Oh, do all of the records one by one, I can do that…I think…will just take a very long while, but guess I’ll live.

Seriously? Why not just do all at the same time, quickly, easily, and with minimal impact? And, if you cannot do that for some reason (or fear drastic impact), then at least put it on a loop, how hard is that?

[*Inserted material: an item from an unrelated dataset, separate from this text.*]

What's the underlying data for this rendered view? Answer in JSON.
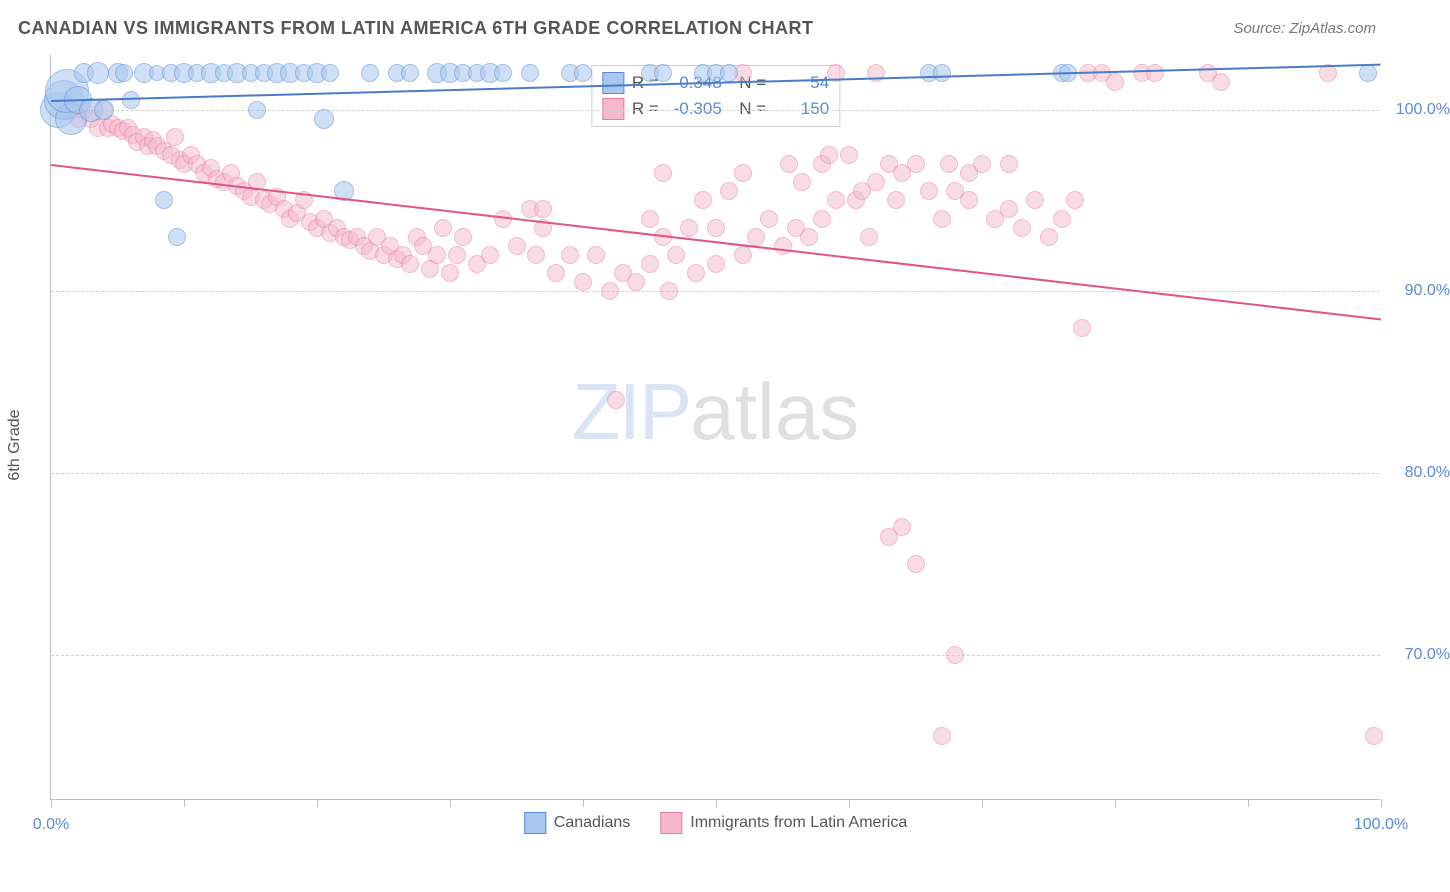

Working with MS SQL I find 3 approaches to be the most useful:
1. Full batch (aka “all at once”)

UPDATE
    ATable
SET 
    AColumn = 'SOMENEWPREFIXVALUE' + AColumn
WHERE
    AColumn = 'SOMEVALUE'

2. Loop batch (aka “in chunks”)

DECLARE @COUNT INT = 1000
SELECT
    'Starting The Loop...'
WHILE @@ROWCOUNT > 0 
    BEGIN
        UPDATE
            ATable
        SET 
            AColumn = 'SOMENEWPREFIXVALUE' + AColumn
        WHERE
            ID IN (SELECT TOP (@COUNT)
                    ID
                   FROM
                    ATable t (NOLOCK)
                   WHERE
                    t.AColumn = 'SOMEVALUE')
    END

3. Cursor (aka “one by one”)

DECLARE
    @ID INT,
    @ImportantValue VARCHAR(50)
DECLARE itrCur CURSOR
FOR
SELECT ID,AColumn
FROM
ATable t (NOLOCK)
WHERE
t.AColumn = 'SOMEVALUE'
OPEN itrCur
FETCH NEXT FROM itrCur INTO @ID,@ImportantValue
WHILE @@FETCH_STATUS = 0 
    BEGIN
        UPDATE
            ATable
        SET 
            AColumn = 'SOMENEWPREFIXVALUE' + @ImportantValue
        WHERE
            ID = @ID
        WAITFOR DELAY '00:00:01' ;
        FETCH NEXT FROM itrCur INTO @ID,@ImportantValue
    END
CLOSE itrCur
DEALLOCATE itrCur

Many seem to be set on one and use it everywhere, but as you can guess by now- I do believe that all 3 have advantages and all 3 have major flaws. Knowing about them will allow one to choose the right tool for the right occasion and if nothing else, be proud of what is put out there.

1. Full

    • Scary and immediate
    • Potential for indefinite locks
    • Rollback on cancellation may take even more time or be even completely unavailable
  • +
    • All at once means all-at-once chunk for logs and replication (may be a (-) if the HW/system was not set-up to handle this)
    • quick and easy (assuming proper query/indexing/etc)

2. Loop

    • Still scary
    • Still issues w/locks and rollbacks if the batch size is too big
    • “Manual” rollbacks (on cancel) are possible for the last ran batch only
    • Multiple chunks for logs/replication to process (may be a (+) if the system is not so up-to-par)
    • Looks uncool
  • +
    • (Almost) all the positives of the full batch
    • A bit more control over locks and rollback
    • Ability to manually stop at any time with only partial apply
    • Still quick and fairly easy

3. Cursor

    • Rollbacks not possible
    • N number of lines for logs
    • N number of lines for replication to process (may be a (+), but rarely)
    • N number of hits against the table (albeit cursor takes care of caching the select part)
    • Very slow (especially w/the artificial delay)
    • Definitely not pretty
  • +
    • Minimal lock and no rollback issues
    • Not much thinking/optimization necessary